The legislature also enacted (somewhat grudgingly, admittedly, on the part of House Democrats) non-partisan redistricting reform. The November ballot will allow voters to weigh in on a constitutional amendment to establish an independent commission to oversee the drawing of election district maps. The politics of this issue were messy up until the end, with Democrats reluctant to hand over their control of the reapportionment process so soon after winning total control in Richmond, but the thing got done — which is more than you can say for anyone, Democrat and Republican, who has come before and been asked to act on this issue. Chalk it down as another win for the Commonwealth, brought to you by the same folks who have Sen. Ruff and Del. Wright struggling so hard to get up off the fainting couch.

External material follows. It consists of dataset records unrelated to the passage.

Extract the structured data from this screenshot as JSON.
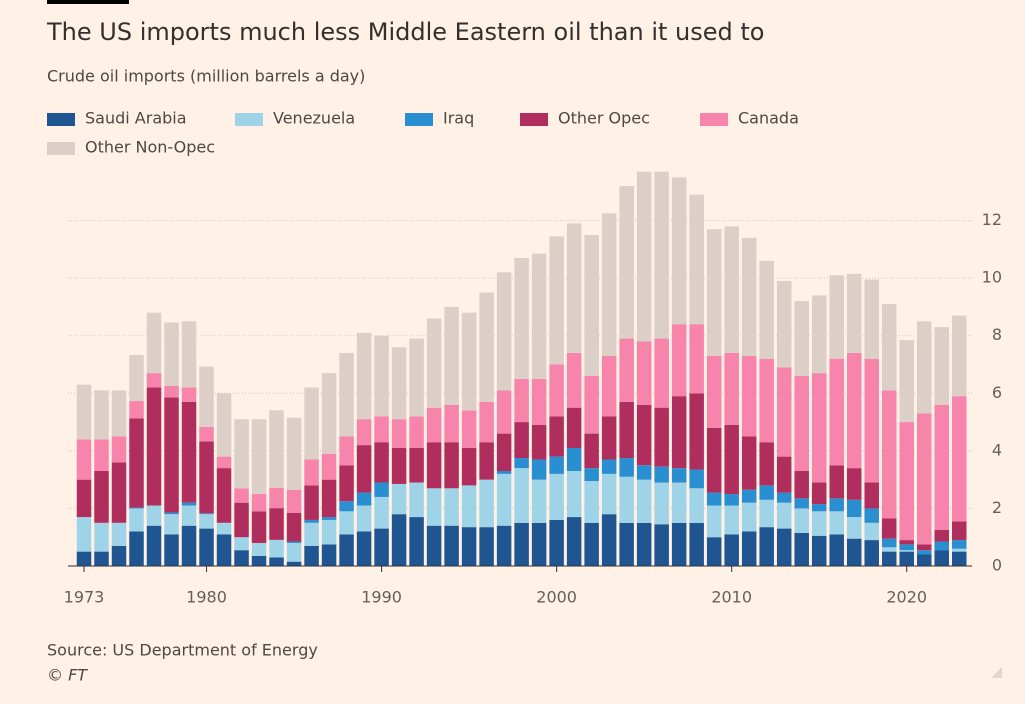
{
  "chart_data": {
    "type": "stacked-bar",
    "title": "The US imports much less Middle Eastern oil than it used to",
    "subtitle": "Crude oil imports (million barrels a day)",
    "source": "Source: US Department of Energy",
    "copyright": "© FT",
    "x": [
      1973,
      1974,
      1975,
      1976,
      1977,
      1978,
      1979,
      1980,
      1981,
      1982,
      1983,
      1984,
      1985,
      1986,
      1987,
      1988,
      1989,
      1990,
      1991,
      1992,
      1993,
      1994,
      1995,
      1996,
      1997,
      1998,
      1999,
      2000,
      2001,
      2002,
      2003,
      2004,
      2005,
      2006,
      2007,
      2008,
      2009,
      2010,
      2011,
      2012,
      2013,
      2014,
      2015,
      2016,
      2017,
      2018,
      2019,
      2020,
      2021,
      2022,
      2023
    ],
    "xlim": [
      1972.2,
      2023.5
    ],
    "xticks": [
      1973,
      1980,
      1990,
      2000,
      2010,
      2020
    ],
    "ylim": [
      0,
      14
    ],
    "yticks": [
      0,
      2,
      4,
      6,
      8,
      10,
      12
    ],
    "grid": true,
    "series": [
      {
        "name": "Saudi Arabia",
        "color": "#1f5591",
        "values": [
          0.5,
          0.5,
          0.7,
          1.2,
          1.4,
          1.1,
          1.4,
          1.3,
          1.1,
          0.55,
          0.35,
          0.3,
          0.15,
          0.7,
          0.75,
          1.1,
          1.2,
          1.3,
          1.8,
          1.7,
          1.4,
          1.4,
          1.35,
          1.35,
          1.4,
          1.5,
          1.5,
          1.6,
          1.7,
          1.5,
          1.8,
          1.5,
          1.5,
          1.45,
          1.5,
          1.5,
          1.0,
          1.1,
          1.2,
          1.35,
          1.3,
          1.15,
          1.05,
          1.1,
          0.95,
          0.9,
          0.5,
          0.5,
          0.4,
          0.55,
          0.5
        ]
      },
      {
        "name": "Venezuela",
        "color": "#9fd4e8",
        "values": [
          1.2,
          1.0,
          0.8,
          0.8,
          0.7,
          0.7,
          0.7,
          0.5,
          0.4,
          0.45,
          0.45,
          0.6,
          0.65,
          0.8,
          0.85,
          0.8,
          0.9,
          1.1,
          1.05,
          1.2,
          1.3,
          1.3,
          1.45,
          1.65,
          1.8,
          1.9,
          1.5,
          1.6,
          1.6,
          1.45,
          1.4,
          1.6,
          1.5,
          1.45,
          1.4,
          1.2,
          1.1,
          1.0,
          1.0,
          0.95,
          0.9,
          0.85,
          0.85,
          0.8,
          0.75,
          0.6,
          0.15,
          0.05,
          0,
          0,
          0.1
        ]
      },
      {
        "name": "Iraq",
        "color": "#2a8fd1",
        "values": [
          0,
          0,
          0,
          0.03,
          0,
          0.06,
          0.1,
          0.03,
          0,
          0,
          0,
          0.01,
          0.05,
          0.1,
          0.1,
          0.35,
          0.45,
          0.5,
          0,
          0,
          0,
          0,
          0,
          0,
          0.1,
          0.35,
          0.7,
          0.6,
          0.8,
          0.45,
          0.5,
          0.65,
          0.5,
          0.55,
          0.5,
          0.65,
          0.45,
          0.4,
          0.45,
          0.5,
          0.35,
          0.35,
          0.25,
          0.45,
          0.6,
          0.5,
          0.3,
          0.2,
          0.15,
          0.3,
          0.3
        ]
      },
      {
        "name": "Other Opec",
        "color": "#b02e5d",
        "values": [
          1.3,
          1.8,
          2.1,
          3.1,
          4.1,
          4.0,
          3.5,
          2.5,
          1.9,
          1.2,
          1.1,
          1.1,
          1.0,
          1.2,
          1.3,
          1.25,
          1.65,
          1.4,
          1.25,
          1.2,
          1.6,
          1.6,
          1.3,
          1.3,
          1.3,
          1.25,
          1.2,
          1.4,
          1.4,
          1.2,
          1.5,
          1.95,
          2.1,
          2.05,
          2.5,
          2.65,
          2.25,
          2.4,
          1.85,
          1.5,
          1.25,
          0.95,
          0.75,
          1.15,
          1.1,
          0.9,
          0.7,
          0.15,
          0.2,
          0.4,
          0.65
        ]
      },
      {
        "name": "Canada",
        "color": "#f684ab",
        "values": [
          1.4,
          1.1,
          0.9,
          0.6,
          0.5,
          0.4,
          0.5,
          0.5,
          0.4,
          0.5,
          0.6,
          0.7,
          0.8,
          0.9,
          0.9,
          1.0,
          0.9,
          0.9,
          1.0,
          1.1,
          1.2,
          1.3,
          1.3,
          1.4,
          1.5,
          1.5,
          1.6,
          1.8,
          1.9,
          2.0,
          2.1,
          2.2,
          2.2,
          2.4,
          2.5,
          2.4,
          2.5,
          2.5,
          2.8,
          2.9,
          3.1,
          3.3,
          3.8,
          3.7,
          4.0,
          4.3,
          4.45,
          4.1,
          4.55,
          4.35,
          4.35
        ]
      },
      {
        "name": "Other Non-Opec",
        "color": "#dccfc8",
        "values": [
          1.9,
          1.7,
          1.6,
          1.6,
          2.1,
          2.2,
          2.3,
          2.1,
          2.2,
          2.4,
          2.6,
          2.7,
          2.5,
          2.5,
          2.8,
          2.9,
          3.0,
          2.8,
          2.5,
          2.7,
          3.1,
          3.4,
          3.4,
          3.8,
          4.1,
          4.2,
          4.35,
          4.45,
          4.5,
          4.9,
          4.95,
          5.3,
          5.9,
          5.8,
          5.1,
          4.5,
          4.4,
          4.4,
          4.1,
          3.4,
          3.0,
          2.6,
          2.7,
          2.9,
          2.75,
          2.75,
          3.0,
          2.85,
          3.2,
          2.7,
          2.8
        ]
      }
    ]
  }
}
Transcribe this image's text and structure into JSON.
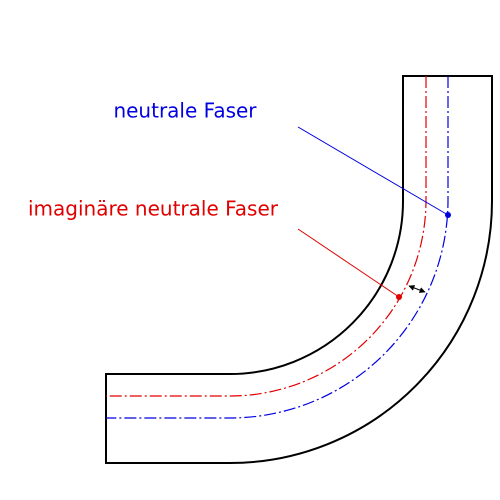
{
  "labels": {
    "neutral_fiber": "neutrale Faser",
    "imaginary_neutral_fiber": "imaginäre neutrale Faser"
  }
}
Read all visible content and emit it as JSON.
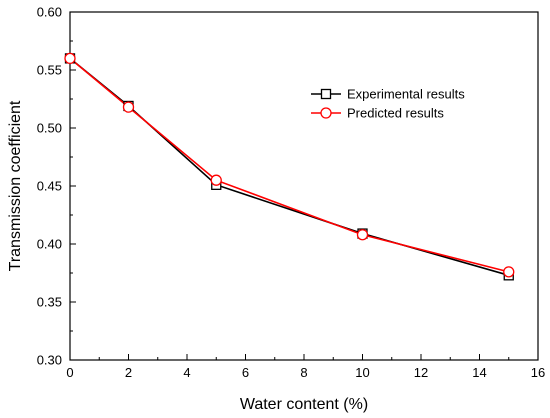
{
  "chart_data": {
    "type": "line",
    "title": "",
    "xlabel": "Water content (%)",
    "ylabel": "Transmission coefficient",
    "xlim": [
      0,
      16
    ],
    "ylim": [
      0.3,
      0.6
    ],
    "x_ticks": [
      0,
      2,
      4,
      6,
      8,
      10,
      12,
      14,
      16
    ],
    "x_tick_labels": [
      "0",
      "2",
      "4",
      "6",
      "8",
      "10",
      "12",
      "14",
      "16"
    ],
    "y_ticks": [
      0.3,
      0.35,
      0.4,
      0.45,
      0.5,
      0.55,
      0.6
    ],
    "y_tick_labels": [
      "0.30",
      "0.35",
      "0.40",
      "0.45",
      "0.50",
      "0.55",
      "0.60"
    ],
    "grid": false,
    "legend_position": "top-right",
    "series": [
      {
        "name": "Experimental results",
        "color": "#000000",
        "marker": "square",
        "x": [
          0,
          2,
          5,
          10,
          15
        ],
        "y": [
          0.56,
          0.519,
          0.451,
          0.409,
          0.373
        ]
      },
      {
        "name": "Predicted results",
        "color": "#ff0000",
        "marker": "circle",
        "x": [
          0,
          2,
          5,
          10,
          15
        ],
        "y": [
          0.56,
          0.518,
          0.455,
          0.408,
          0.376
        ]
      }
    ]
  }
}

Let’s wrap up with these words of wisdom by Microsoft founder and Mecklenburg County adoptive son Bill Gates (he should be, anyway, his company’s holdings have doubled the county’s real estate value), from a recent TED Talk:

“When you go out and see the empty streets, the empty stadiums, the empty train platforms, don’t say to yourself, ‘My God, it looks like the end of the world.’

“What you’re seeing is love in action.

“What you’re seeing, in that negative space, is how much we do care for each other, for our grandparents, for our immuno-compromised brothers and sisters, for people we will never meet.
People will lose jobs over this. Some will lose their businesses. And some will lose their lives.

“All the more reason to take a moment, when you’re out on your walk, on your way to the store, or just watching the news, to look into the emptiness and marvel at all that love.

“Let it fill you and sustain you. It isn’t the end of the world. It’s the most remarkable act of global solidarity we may ever witness. 
It is the reason the world will go on.”